More importantly, H₂S plays an important role in plant development and senescence. Hu et al. demonstrated that the overexpression of tomato LCD1 increased the endogenous H₂S content, and delayed dark-triggered chlorophyll degradation and ROS accumulation in detached tomato leaves [15]. They found that increases in the expression of chlorophyll degradation genes NYC1, PAO, PPH, SGR1, and senescence-associated genes (SAGs) during senescence were attenuated by LCD1 overexpression, whereas lcd1 mutants showed enhanced senescence-related parameters. In the review of Li et al., the regulation of H₂S on the root system architecture (RSA) was summarized in terms of primary root growth, lateral and adventitious root formation, root hair development, and the formation of nodules [16]. The genes involved in the regulation of the RSA by H₂S, and the relationships with other signal pathways were also discussed. This review provides a comprehensive understanding of the role that H₂S plays in roots during development and under abiotic stress.

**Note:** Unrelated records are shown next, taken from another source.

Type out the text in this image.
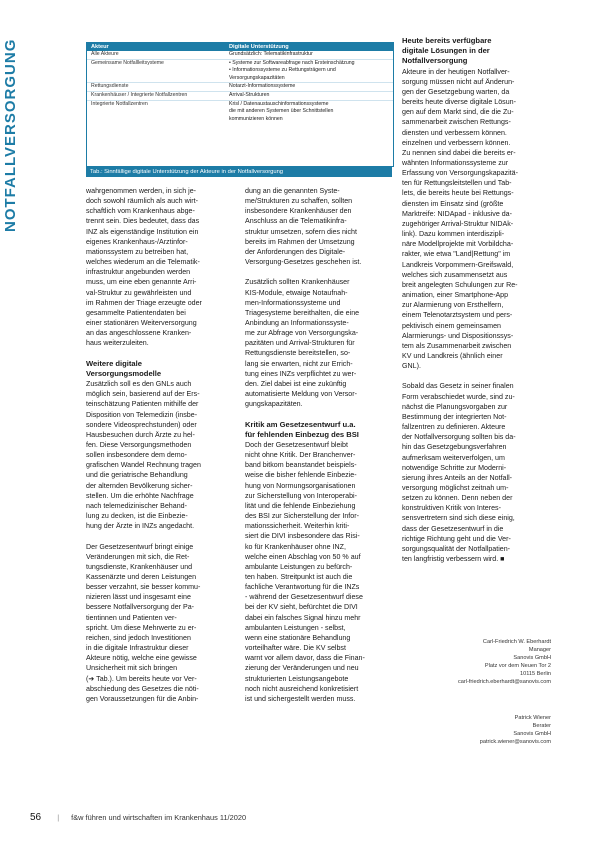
NOTFALLVERSORGUNG	Akteur	Digitale Unterstützung
Alle Akteure	Grundsätzlich: Telematikinfrastruktur
Gemeinsame Notfallleitsysteme	• Systeme zur Softwareabfrage nach Ersteinschätzung
• Informationssysteme zu Rettungsträgern und
Versorgungskapazitäten
Rettungsdienste	Notarzt-Informationssysteme
Krankenhäuser / Integrierte Notfallzentren	Arrival-Strukturen
Integrierte Notfallzentren	Krisl / Datenaustauschinformationssysteme
die mit anderen Systemen über Schnittstellen
kommunizieren können
Tab.: Sinnfällige digitale Unterstützung der Akteure in der Notfallversorgung

wahrgenommen werden, in sich je-
doch sowohl räumlich als auch wirt-
schaftlich vom Krankenhaus abge-
trennt sein. Dies bedeutet, dass das
INZ als eigenständige Institution ein
eigenes Krankenhaus-/Arztinfor-
mationssystem zu betreiben hat,
welches wiederum an die Telematik-
infrastruktur angebunden werden
muss, um eine eben genannte Arri-
val-Struktur zu gewährleisten und
im Rahmen der Triage erzeugte oder
gesammelte Patientendaten bei
einer stationären Weiterversorgung
an das angeschlossene Kranken-
haus weiterzuleiten.

Weitere digitale
Versorgungsmodelle

Zusätzlich soll es den GNLs auch
möglich sein, basierend auf der Ers-
teinschätzung Patienten mithilfe der
Disposition von Telemedizin (insbe-
sondere Videosprechstunden) oder
Hausbesuchen durch Ärzte zu hel-
fen. Diese Versorgungsmethoden
sollen insbesondere dem demo-
grafischen Wandel Rechnung tragen
und die geriatrische Behandlung
der alternden Bevölkerung sicher-
stellen. Um die erhöhte Nachfrage
nach telemedizinischer Behand-
lung zu decken, ist die Einbezie-
hung der Ärzte in INZs angedacht.

Der Gesetzesentwurf bringt einige
Veränderungen mit sich, die Ret-
tungsdienste, Krankenhäuser und
Kassenärzte und deren Leistungen
besser verzahnt, sie besser kommu-
nizieren lässt und insgesamt eine
bessere Notfallversorgung der Pa-
tientinnen und Patienten ver-
spricht. Um diese Mehrwerte zu er-
reichen, sind jedoch Investitionen
in die digitale Infrastruktur dieser
Akteure nötig, welche eine gewisse
Unsicherheit mit sich bringen
(➔ Tab.). Um bereits heute vor Ver-
abschiedung des Gesetzes die nöti-
gen Voraussetzungen für die Anbin-

dung an die genannten Syste-
me/Strukturen zu schaffen, sollten
insbesondere Krankenhäuser den
Anschluss an die Telematikinfra-
struktur umsetzen, sofern dies nicht
bereits im Rahmen der Umsetzung
der Anforderungen des Digitale-
Versorgung-Gesetzes geschehen ist.

Zusätzlich sollten Krankenhäuser
KIS-Module, etwaige Notaufnah-
men-Informationssysteme und
Triagesysteme bereithalten, die eine
Anbindung an Informationssyste-
me zur Abfrage von Versorgungska-
pazitäten und Arrival-Strukturen für
Rettungsdienste bereitstellen, so-
lang sie erwarten, nicht zur Errich-
tung eines INZs verpflichtet zu wer-
den. Ziel dabei ist eine zukünftig
automatisierte Meldung von Versor-
gungskapazitäten.

Kritik am Gesetzesentwurf u.a.
für fehlenden Einbezug des BSI

Doch der Gesetzesentwurf bleibt
nicht ohne Kritik. Der Branchenver-
band bitkom beanstandet beispiels-
weise die bisher fehlende Einbezie-
hung von Normungsorganisationen
zur Sicherstellung von Interoperabi-
lität und die fehlende Einbeziehung
des BSI zur Sicherstellung der Infor-
mationssicherheit. Weiterhin kriti-
siert die DIVI insbesondere das Risi-
ko für Krankenhäuser ohne INZ,
welche einen Abschlag von 50 % auf
ambulante Leistungen zu befürch-
ten haben. Streitpunkt ist auch die
fachliche Verantwortung für die INZs
- während der Gesetzesentwurf diese
bei der KV sieht, befürchtet die DIVI
dabei ein falsches Signal hinzu mehr
ambulanten Leistungen - selbst,
wenn eine stationäre Behandlung
vorteilhafter wäre. Die KV selbst
warnt vor allem davor, dass die Finan-
zierung der Veränderungen und neu
strukturierten Leistungsangebote
noch nicht ausreichend konkretisiert
ist und sichergestellt werden muss.

Heute bereits verfügbare
digitale Lösungen in der
Notfallversorgung

Akteure in der heutigen Notfallver-
sorgung müssen nicht auf Änderun-
gen der Gesetzgebung warten, da
bereits heute diverse digitale Lösun-
gen auf dem Markt sind, die die Zu-
sammenarbeit zwischen Rettungs-
diensten und verbessern können.
einzelnen und verbessern können.
Zu nennen sind dabei die bereits er-
wähnten Informationssysteme zur
Erfassung von Versorgungskapazitä-
ten für Rettungsleitstellen und Tab-
lets, die bereits heute bei Rettungs-
diensten im Einsatz sind (größte
Marktreife: NIDApad - inklusive da-
zugehöriger Arrival-Struktur NIDAk-
link). Dazu kommen interdiszipli-
näre Modellprojekte mit Vorbildcha-
rakter, wie etwa "Land|Rettung" im
Landkreis Vorpommern-Greifswald,
welches sich zusammensetzt aus
breit angelegten Schulungen zur Re-
animation, einer Smartphone-App
zur Alarmierung von Ersthelfern,
einem Telenotarztsystem und pers-
pektivisch einem gemeinsamen
Alarmierungs- und Dispositionssys-
tem als Zusammenarbeit zwischen
KV und Landkreis (ähnlich einer
GNL).

Sobald das Gesetz in seiner finalen
Form verabschiedet wurde, sind zu-
nächst die Planungsvorgaben zur
Bestimmung der integrierten Not-
fallzentren zu definieren. Akteure
der Notfallversorgung sollten bis da-
hin das Gesetzgebungsverfahren
aufmerksam weiterverfolgen, um
notwendige Schritte zur Moderni-
sierung ihres Anteils an der Notfall-
versorgung möglichst zeitnah um-
setzen zu können. Denn neben der
konstruktiven Kritik von Interes-
sensvertretern sind sich diese einig,
dass der Gesetzesentwurf in die
richtige Richtung geht und die Ver-
sorgungsqualität der Notfallpatien-
ten langfristig verbessern wird. ■

Carl-Friedrich W. Eberhardt
Manager
Sanovis GmbH
Platz vor dem Neuen Tor 2
10115 Berlin
carl-friedrich.eberhardt@sanovis.com
Patrick Wiener
Berater
Sanovis GmbH
patrick.wiener@sanovis.com
56 | f&w führen und wirtschaften im Krankenhaus 11/2020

In conclusion, the negative consequences for crop growth and food production that are inevitably caused by global climate changes will be a major risk in the coming decades. This explains researchers’ unprecedented interest in the fields of plant fitness, productivity, and adaptation to adverse environmental conditions. The studies in this Special Issue add valuable pieces to the puzzle regarding plant response to abiotic stress, and especially the underlying regulatory mechanisms of H₂S and its crosstalk with other signal molecules involved in this process. We are confident that they will inspire further productive research. We wish to thank all the contributors to this Special Issue and hope that it will raise interest in, and further expand our current understanding of, plant H₂S function. Nonetheless, the current Special Issue can only cover a few parts of H₂S’s function in plant biology; therefore, we are pleased to release “Hydrogen Sulfide and Reactive Oxygen Species, Antioxidant Defense, Abiotic Stress Tolerance Mechanisms in Plants 2.0”, to which we continue to invite our readers to contribute.